Spotify, which made an unorthodox direct listing on the New York Stock Exchange in April, reported largely in-line results, raising concerns about its success in turning free music listeners into paying subscribers.

In the past week, as many as seven analysts started coverage on the stock with their top rating. While there were no immediate downgrades or price cuts following the results, some analysts said investors' expectations were overblown ahead of the results.

"Spotify delivered solid Q1, but Street expected more upside in its first quarter as a public company," J.P.Morgan analysts wrote in a note.

The brokerage said it saw no change to its overall positive thesis on the Swedish company, reiterating its "overweight" rating and a $190 price target.

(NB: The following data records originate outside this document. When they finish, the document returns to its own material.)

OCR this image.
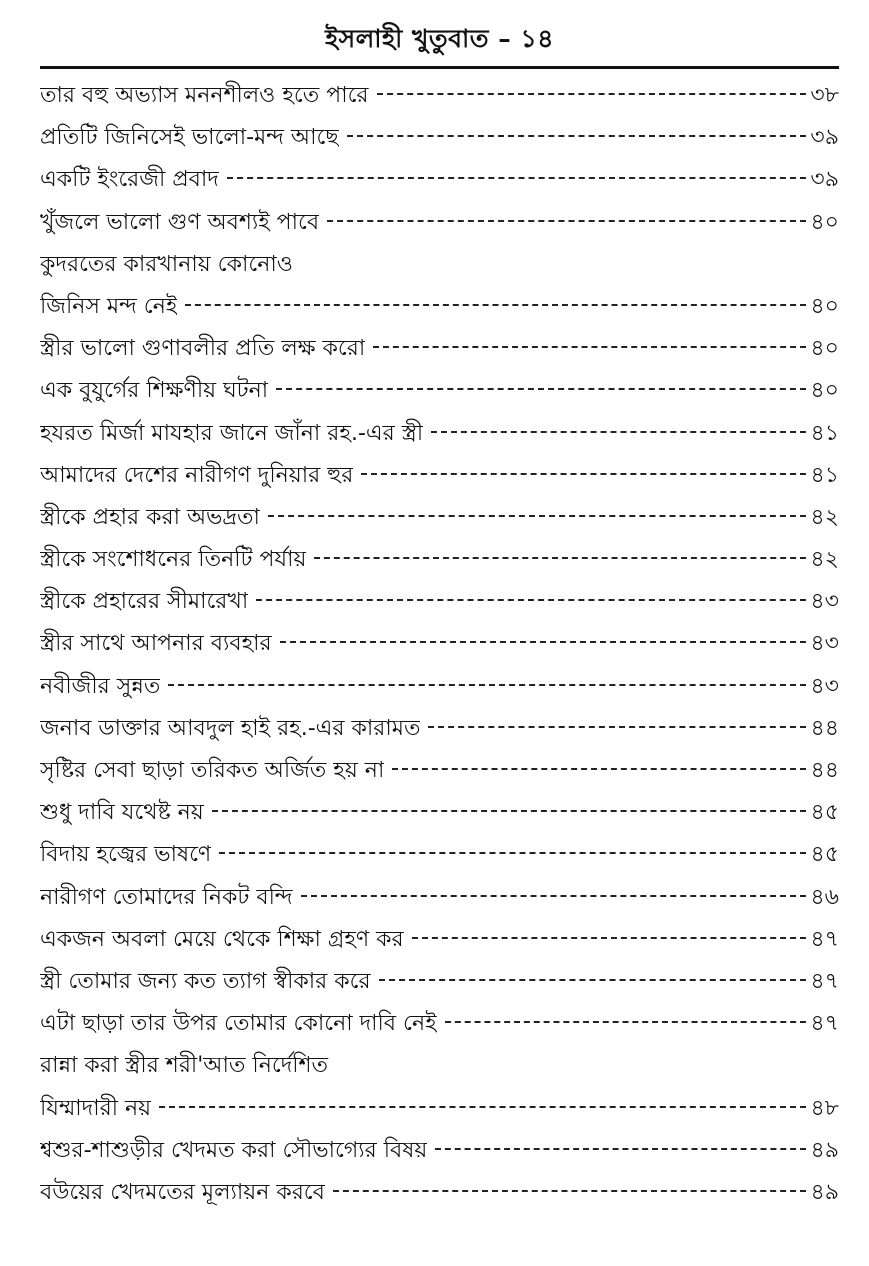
ইসলাহী খুতুবাত – ১৪
তার বহু অভ্যাস মননশীলও হতে পারে	৩৮
প্রতিটি জিনিসেই ভালো-মন্দ আছে	৩৯
একটি ইংরেজী প্রবাদ	৩৯
খুঁজলে ভালো গুণ অবশ্যই পাবে	৪০
কুদরতের কারখানায় কোনোও
জিনিস মন্দ নেই	৪০
স্ত্রীর ভালো গুণাবলীর প্রতি লক্ষ করো	৪০
এক বুযুর্গের শিক্ষণীয় ঘটনা	৪০
হযরত মির্জা মাযহার জানে জাঁনা রহ.-এর স্ত্রী	৪১
আমাদের দেশের নারীগণ দুনিয়ার হুর	৪১
স্ত্রীকে প্রহার করা অভদ্রতা	৪২
স্ত্রীকে সংশোধনের তিনটি পর্যায়	৪২
স্ত্রীকে প্রহারের সীমারেখা	৪৩
স্ত্রীর সাথে আপনার ব্যবহার	৪৩
নবীজীর সুন্নত	৪৩
জনাব ডাক্তার আবদুল হাই রহ.-এর কারামত	৪৪
সৃষ্টির সেবা ছাড়া তরিকত অর্জিত হয় না	৪৪
শুধু দাবি যথেষ্ট নয়	৪৫
বিদায় হজ্বের ভাষণে	৪৫
নারীগণ তোমাদের নিকট বন্দি	৪৬
একজন অবলা মেয়ে থেকে শিক্ষা গ্রহণ কর	৪৭
স্ত্রী তোমার জন্য কত ত্যাগ স্বীকার করে	৪৭
এটা ছাড়া তার উপর তোমার কোনো দাবি নেই	৪৭
রান্না করা স্ত্রীর শরী'আত নির্দেশিত
যিম্মাদারী নয়	৪৮
শ্বশুর-শাশুড়ীর খেদমত করা সৌভাগ্যের বিষয়	৪৯
বউয়ের খেদমতের মূল্যায়ন করবে	৪৯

The stock was down 9 percent at $153.77 in early trading, having risen 14 percent as of Wednesday's close since its listing on April 3.

UBS analysts expected investors to have a muted reaction to Spotify's inaugural results with revenue and subscriptions coming in below the top end of its guided range being a "light disappointment".

Slow growth in North America, where the service is up against tech heavyweights Apple, Amazon and Google as well as smaller peer Pandora, was highlighted as a concern by Atlantic Equities and RBC analysts.

This could reduce revenue growth and increase marketing spending, the analysts said.

Spotify, which launched its streaming music service a decade ago, has enjoyed a surge in subscriber growth only in recent years. It has 75 million paid subscribers, compared with Apple Music's 40 million.